What to Do If a Medical Lien is Asserted Against Your Motor Vehicle Personal Injury Case
Health Insurance carriers have traditionally been able to assert a medical lien (subrogation interest) in a personal injury case for accident-related treatment the health insurance carrier paid for. The health insurance carrier will only have a lien against a plaintiff’s settlement or judgment but if there is no recovery, the plaintiff is not required to repay the health insurance carrier.
In an effort to reduce car insurance costs, the Pennsylvania legislature enacted an anti-subrogation statute that precludes many health insurance carriers from asserting a lien against personal injury claims arising from a car accident.

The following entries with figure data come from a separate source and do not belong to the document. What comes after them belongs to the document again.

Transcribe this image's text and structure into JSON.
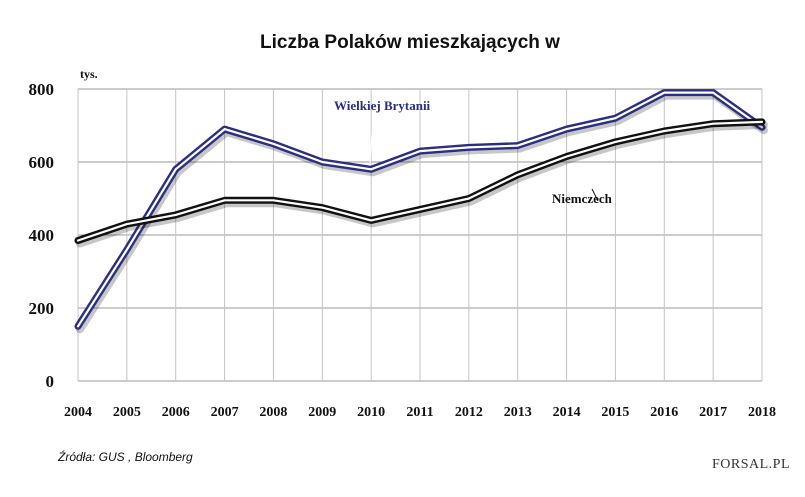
{
  "chart_data": {
    "type": "line",
    "title": "Liczba Polaków mieszkających w",
    "unit_label": "tys.",
    "x": [
      "2004",
      "2005",
      "2006",
      "2007",
      "2008",
      "2009",
      "2010",
      "2011",
      "2012",
      "2013",
      "2014",
      "2015",
      "2016",
      "2017",
      "2018"
    ],
    "yticks": [
      "0",
      "200",
      "400",
      "600",
      "800"
    ],
    "ylim": [
      0,
      800
    ],
    "grid": "vertical",
    "series": [
      {
        "name": "Wielkiej Brytanii",
        "color": "#2b2f80",
        "values": [
          150,
          360,
          580,
          690,
          650,
          600,
          580,
          630,
          640,
          645,
          690,
          720,
          790,
          790,
          695
        ]
      },
      {
        "name": "Niemczech",
        "color": "#111111",
        "values": [
          385,
          430,
          455,
          495,
          495,
          475,
          440,
          470,
          500,
          565,
          615,
          655,
          685,
          705,
          710
        ]
      }
    ],
    "source": "Źródła: GUS , Bloomberg",
    "brand": "FORSAL.PL"
  }
}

Unfortunately, numerous exceptions have been carved out to this anti-subrogation statute and accordingly, health insurance carriers can still assert a medical lien against motor vehicle settlements or judgments. For instance, government assistance programs, including Medicare and Medicaid may still assert a medical lien against motor vehicle personal injury recoveries in Pennsylvania. Additionally, health insurance plans that are either HMO or ERISA plans can still assert a medical lien against motor vehicle personal injury recoveries in Pennsylvania based upon the fact that these policies are governed by Federal law which preempts the Pennsylvania anti-subrogation statute.
If a medical lien is asserted against your motor vehicle personal injury case, there are two steps that should be taken immediately. First, you should request an entire copy of the health insurance policy to ensure that the policy is entitled to subrogation. Secondly, it is important to review an itemization of the lien to ensure that all charges on the lien are for accident-related treatment and to dispute any charges for treatment not related to the accident.